Legoland Discovery Centre

Guess what – they have a lot of blocks (over 3 million, apparently). There is a Lego play area, model builds of Tokyo, and a “Kingdom Quest” short ride where you shoot at targets. The attraction’s own website gives a good introduction in English. Open 7 days a week.

Address: Odaiba 1-6-1 Decks Tokyo Beach Island Mall 3F, Minato-ku, Tokyo
Get there: in Decks Mall, next to Odaibakaihinkoen Station (U06).
Open: Weekdays 10:00 – 20:00 (Last admission 18:00)
Weekends: 10:00- 21:00 (Last admission 19:00)
Admission: ¥ 2,200 (cheaper online if you can pre-book and print out the ticket)

Railway Museum (Saitama)

A great museum for both train buffs and young kids, located in the Tokyo suburb of Saitama. It takes a bit of effort and time to get to, but is well worth the trip. The emphasis here is on the trains (locomotives, electric railcars, diesel railcars, passenger carriages, imperial carriages, freight vehicles) but kids will also like the train cab simulators and the mini train. See every aspect of trains through the ages.

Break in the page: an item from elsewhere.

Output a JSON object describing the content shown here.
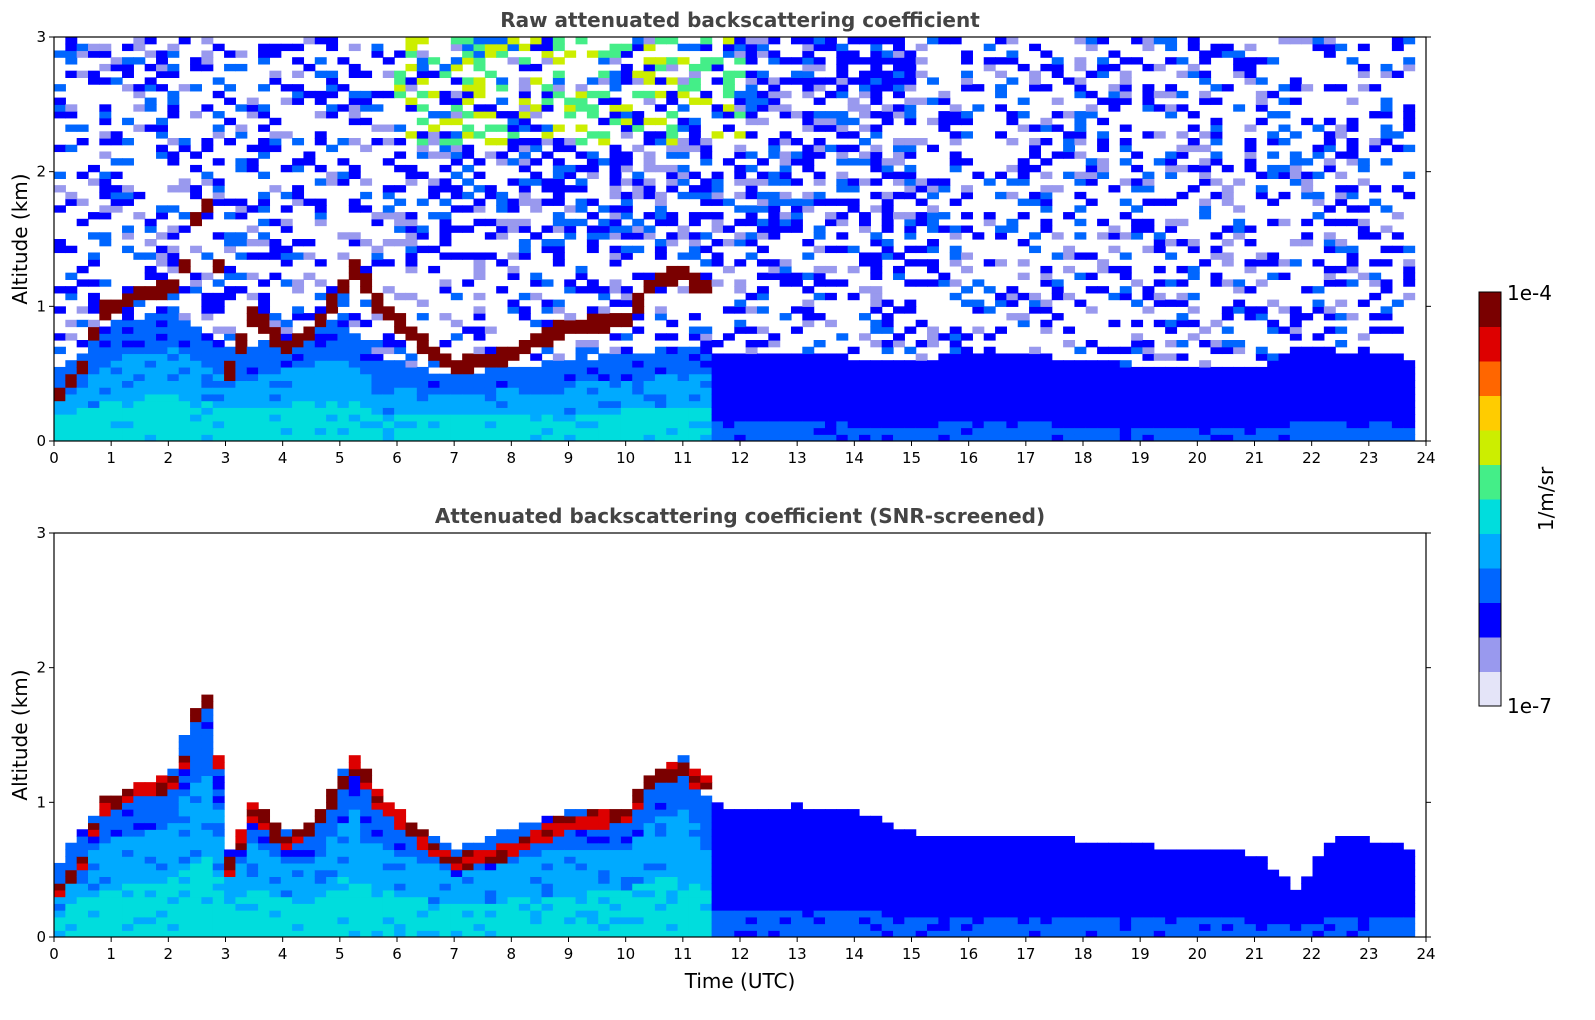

Address: 3-47 Ōnari-chō, Ōmiya-ku, Saitama-shi
Get there: take the New Shuttle from JR Omiya Station and get off at Tetsudo-Hakubutsukan Station. One-minute walk from Tetsudo-Hakubutsukan Station.
Open: 10:00-18:00 (last admission 17:30)
Closed every Tuesday.
Admission: ¥ 1,000 for adults, ¥500 for schoolchildren, ¥200 for pre-school.